Dahl achava muito divertido escrever sobre personagens nojentas. A maneira ideal, explicava ele, era começar e ir escrevendo, escrevendo, várias vezes, tornando as personagens progressivamente mais e mais nojentas… Para celebrar o dia 13 de setembro, dia de aniversário de Roald Dahl, propomos um concurso, a que daremos o nome de “Jogo das Ofensas Mais Nojentas e Originais”. Para além do efeito sublimador de tensões conscientes, sub-conscientes, pré-conscientes (e até inconscientes!); para além dos esperáveis efeitos preventivos, paliativos, diuréticos e laxativos; para além de constituir um excelente exercício linguístico fono-articulatório e gramatical, abrangendo os níveis semântico, lexical, sintático, morfológico, sintagmático e sociolinguístico, constitui um recomendável exercício neurocognitivo. Divirtam-se.

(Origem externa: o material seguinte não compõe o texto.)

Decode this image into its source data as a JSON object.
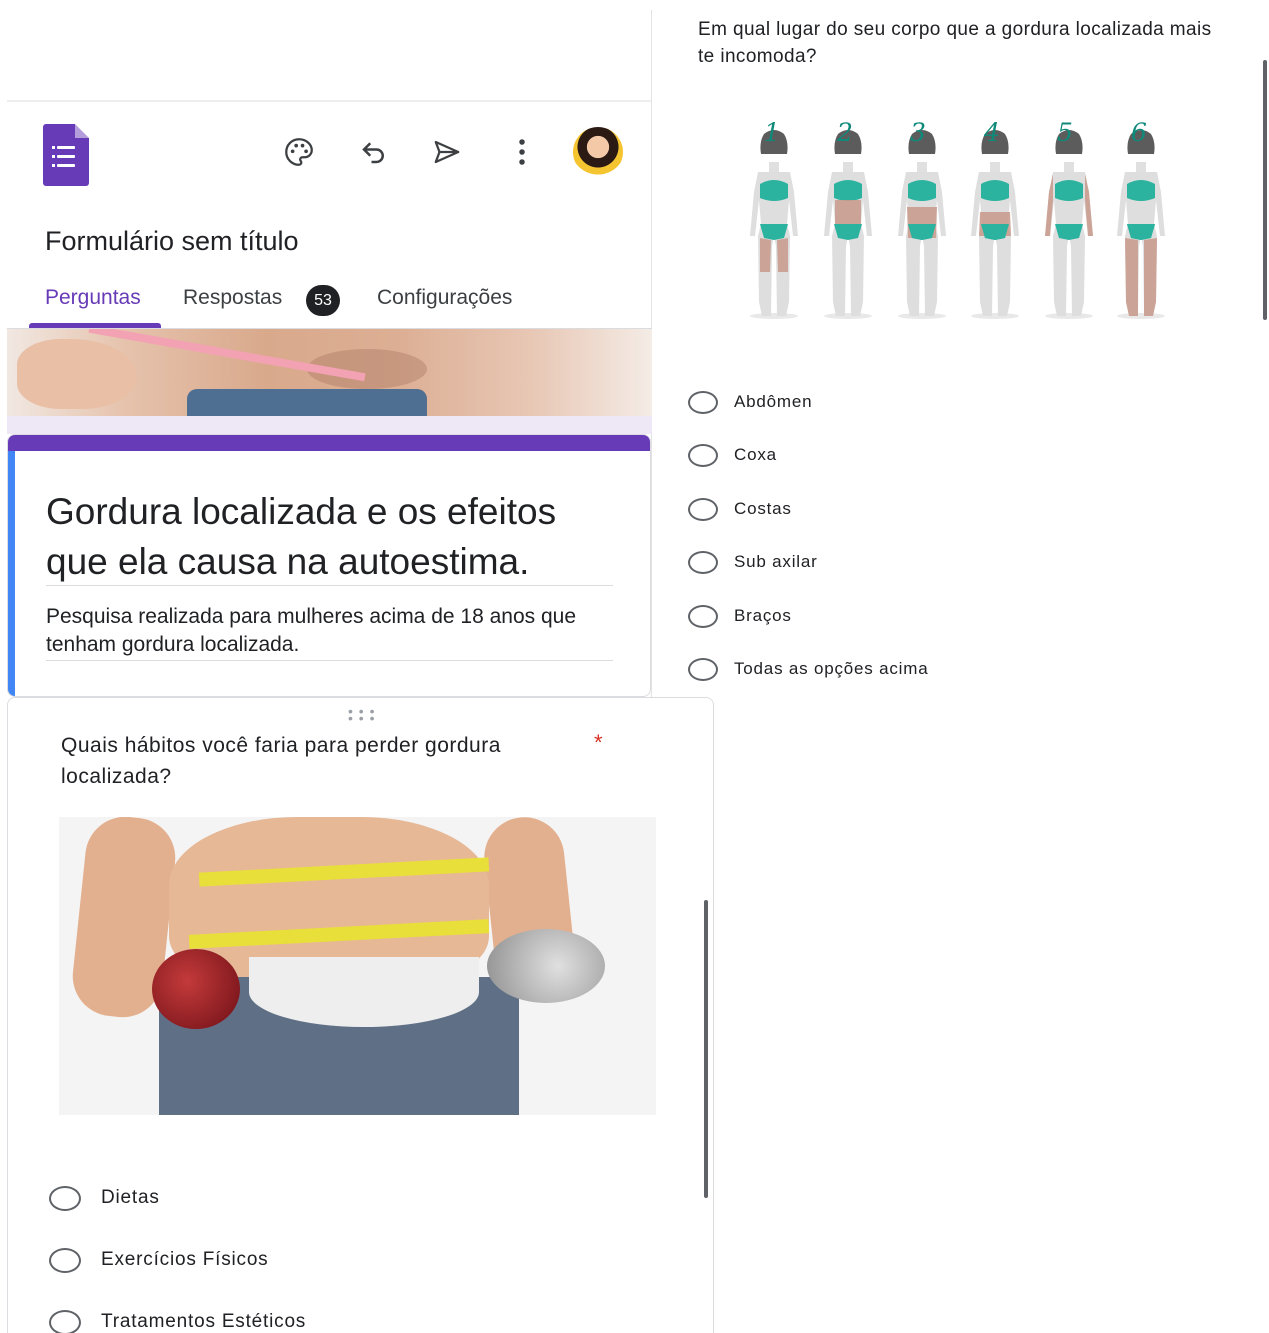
{
  "app": {
    "title": "Formulário sem título",
    "accent_color": "#673ab7",
    "toolbar_icons": [
      "palette-icon",
      "undo-icon",
      "send-icon",
      "more-vert-icon"
    ]
  },
  "tabs": [
    {
      "label": "Perguntas",
      "active": true
    },
    {
      "label": "Respostas",
      "badge": "53"
    },
    {
      "label": "Configurações"
    }
  ],
  "form": {
    "title": "Gordura localizada e os efeitos que ela causa na autoestima.",
    "description": "Pesquisa realizada para mulheres acima de 18 anos que tenham gordura localizada."
  },
  "question1": {
    "title": "Quais hábitos você faria para perder gordura localizada?",
    "required_mark": "*",
    "options": [
      "Dietas",
      "Exercícios Físicos",
      "Tratamentos Estéticos"
    ]
  },
  "question2": {
    "title": "Em qual lugar do seu corpo que a gordura localizada mais te incomoda?",
    "figure_numbers": [
      "1",
      "2",
      "3",
      "4",
      "5",
      "6"
    ],
    "options": [
      "Abdômen",
      "Coxa",
      "Costas",
      "Sub axilar",
      "Braços",
      "Todas as opções acima"
    ]
  }
}
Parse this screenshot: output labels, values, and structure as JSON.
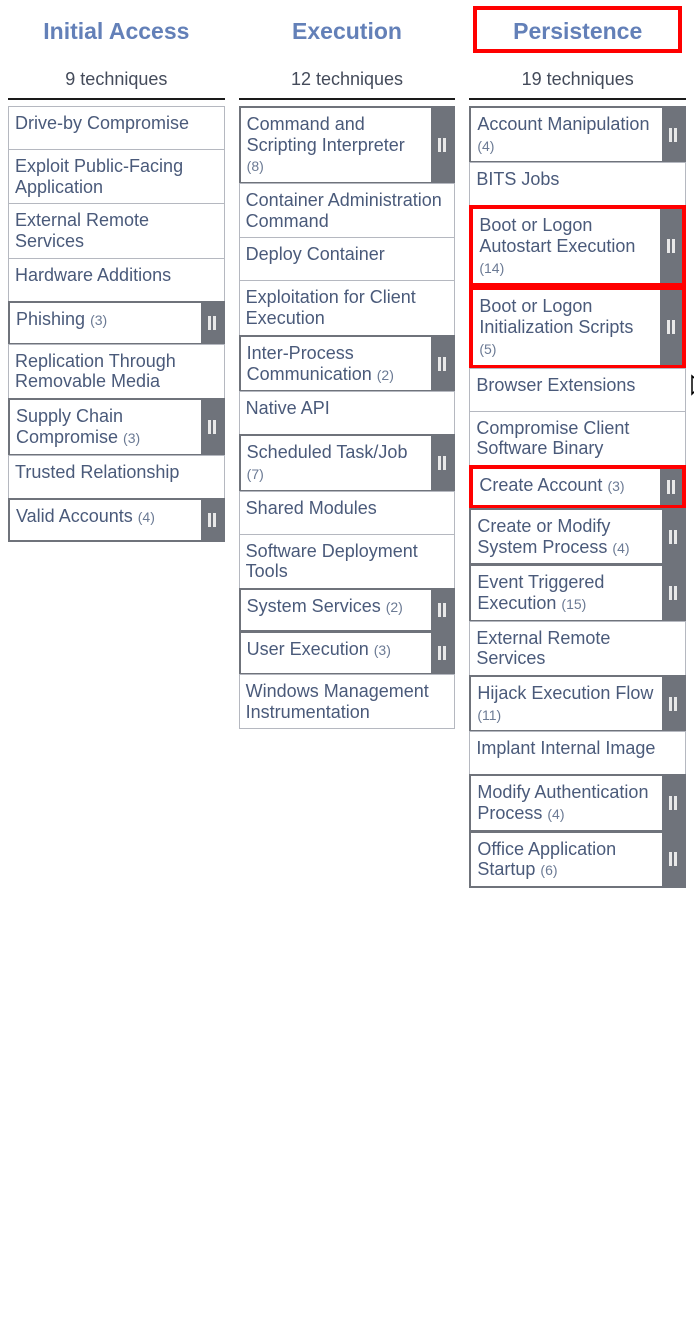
{
  "tactics": [
    {
      "name": "Initial Access",
      "count_label": "9 techniques",
      "highlighted": false,
      "cells": [
        {
          "label": "Drive-by Compromise",
          "count": null,
          "handle": false,
          "hl": false
        },
        {
          "label": "Exploit Public-Facing Application",
          "count": null,
          "handle": false,
          "hl": false
        },
        {
          "label": "External Remote Services",
          "count": null,
          "handle": false,
          "hl": false
        },
        {
          "label": "Hardware Additions",
          "count": null,
          "handle": false,
          "hl": false
        },
        {
          "label": "Phishing",
          "count": "(3)",
          "handle": true,
          "hl": false
        },
        {
          "label": "Replication Through Removable Media",
          "count": null,
          "handle": false,
          "hl": false
        },
        {
          "label": "Supply Chain Compromise",
          "count": "(3)",
          "handle": true,
          "hl": false
        },
        {
          "label": "Trusted Relationship",
          "count": null,
          "handle": false,
          "hl": false
        },
        {
          "label": "Valid Accounts",
          "count": "(4)",
          "handle": true,
          "hl": false
        }
      ]
    },
    {
      "name": "Execution",
      "count_label": "12 techniques",
      "highlighted": false,
      "cells": [
        {
          "label": "Command and Scripting Interpreter",
          "count": "(8)",
          "handle": true,
          "hl": false
        },
        {
          "label": "Container Administration Command",
          "count": null,
          "handle": false,
          "hl": false
        },
        {
          "label": "Deploy Container",
          "count": null,
          "handle": false,
          "hl": false
        },
        {
          "label": "Exploitation for Client Execution",
          "count": null,
          "handle": false,
          "hl": false
        },
        {
          "label": "Inter-Process Communication",
          "count": "(2)",
          "handle": true,
          "hl": false
        },
        {
          "label": "Native API",
          "count": null,
          "handle": false,
          "hl": false
        },
        {
          "label": "Scheduled Task/Job",
          "count": "(7)",
          "handle": true,
          "hl": false
        },
        {
          "label": "Shared Modules",
          "count": null,
          "handle": false,
          "hl": false
        },
        {
          "label": "Software Deployment Tools",
          "count": null,
          "handle": false,
          "hl": false
        },
        {
          "label": "System Services",
          "count": "(2)",
          "handle": true,
          "hl": false
        },
        {
          "label": "User Execution",
          "count": "(3)",
          "handle": true,
          "hl": false
        },
        {
          "label": "Windows Management Instrumentation",
          "count": null,
          "handle": false,
          "hl": false
        }
      ]
    },
    {
      "name": "Persistence",
      "count_label": "19 techniques",
      "highlighted": true,
      "cells": [
        {
          "label": "Account Manipulation",
          "count": "(4)",
          "handle": true,
          "hl": false
        },
        {
          "label": "BITS Jobs",
          "count": null,
          "handle": false,
          "hl": false
        },
        {
          "label": "Boot or Logon Autostart Execution",
          "count": "(14)",
          "handle": true,
          "hl": true
        },
        {
          "label": "Boot or Logon Initialization Scripts",
          "count": "(5)",
          "handle": true,
          "hl": true
        },
        {
          "label": "Browser Extensions",
          "count": null,
          "handle": false,
          "hl": false
        },
        {
          "label": "Compromise Client Software Binary",
          "count": null,
          "handle": false,
          "hl": false
        },
        {
          "label": "Create Account",
          "count": "(3)",
          "handle": true,
          "hl": true
        },
        {
          "label": "Create or Modify System Process",
          "count": "(4)",
          "handle": true,
          "hl": false
        },
        {
          "label": "Event Triggered Execution",
          "count": "(15)",
          "handle": true,
          "hl": false
        },
        {
          "label": "External Remote Services",
          "count": null,
          "handle": false,
          "hl": false
        },
        {
          "label": "Hijack Execution Flow",
          "count": "(11)",
          "handle": true,
          "hl": false
        },
        {
          "label": "Implant Internal Image",
          "count": null,
          "handle": false,
          "hl": false
        },
        {
          "label": "Modify Authentication Process",
          "count": "(4)",
          "handle": true,
          "hl": false
        },
        {
          "label": "Office Application Startup",
          "count": "(6)",
          "handle": true,
          "hl": false
        }
      ]
    }
  ],
  "cursor_glyph": "👆"
}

Entretanto, aqui vos deixamos uma lista “made by Roald Dahl”, para se inspirarem: “coradinho enfezado”, “pateta-alegre”, “camarão encarquilhado”, “anãozinho porco”, “epigrama coxo” (adoramos este!), “lagarta raquítica”, “peludo esgrouviado”, “pifarozinho avariado”, “garrafa partida”, “enfezado mentiroso”, “come-lavagem”, “javali africano peludo”, “bruxa velha”, “nabo podre”, “velho peixe malcheiroso”, “velho estafermo nojento”, “brutamontes selvagem”,…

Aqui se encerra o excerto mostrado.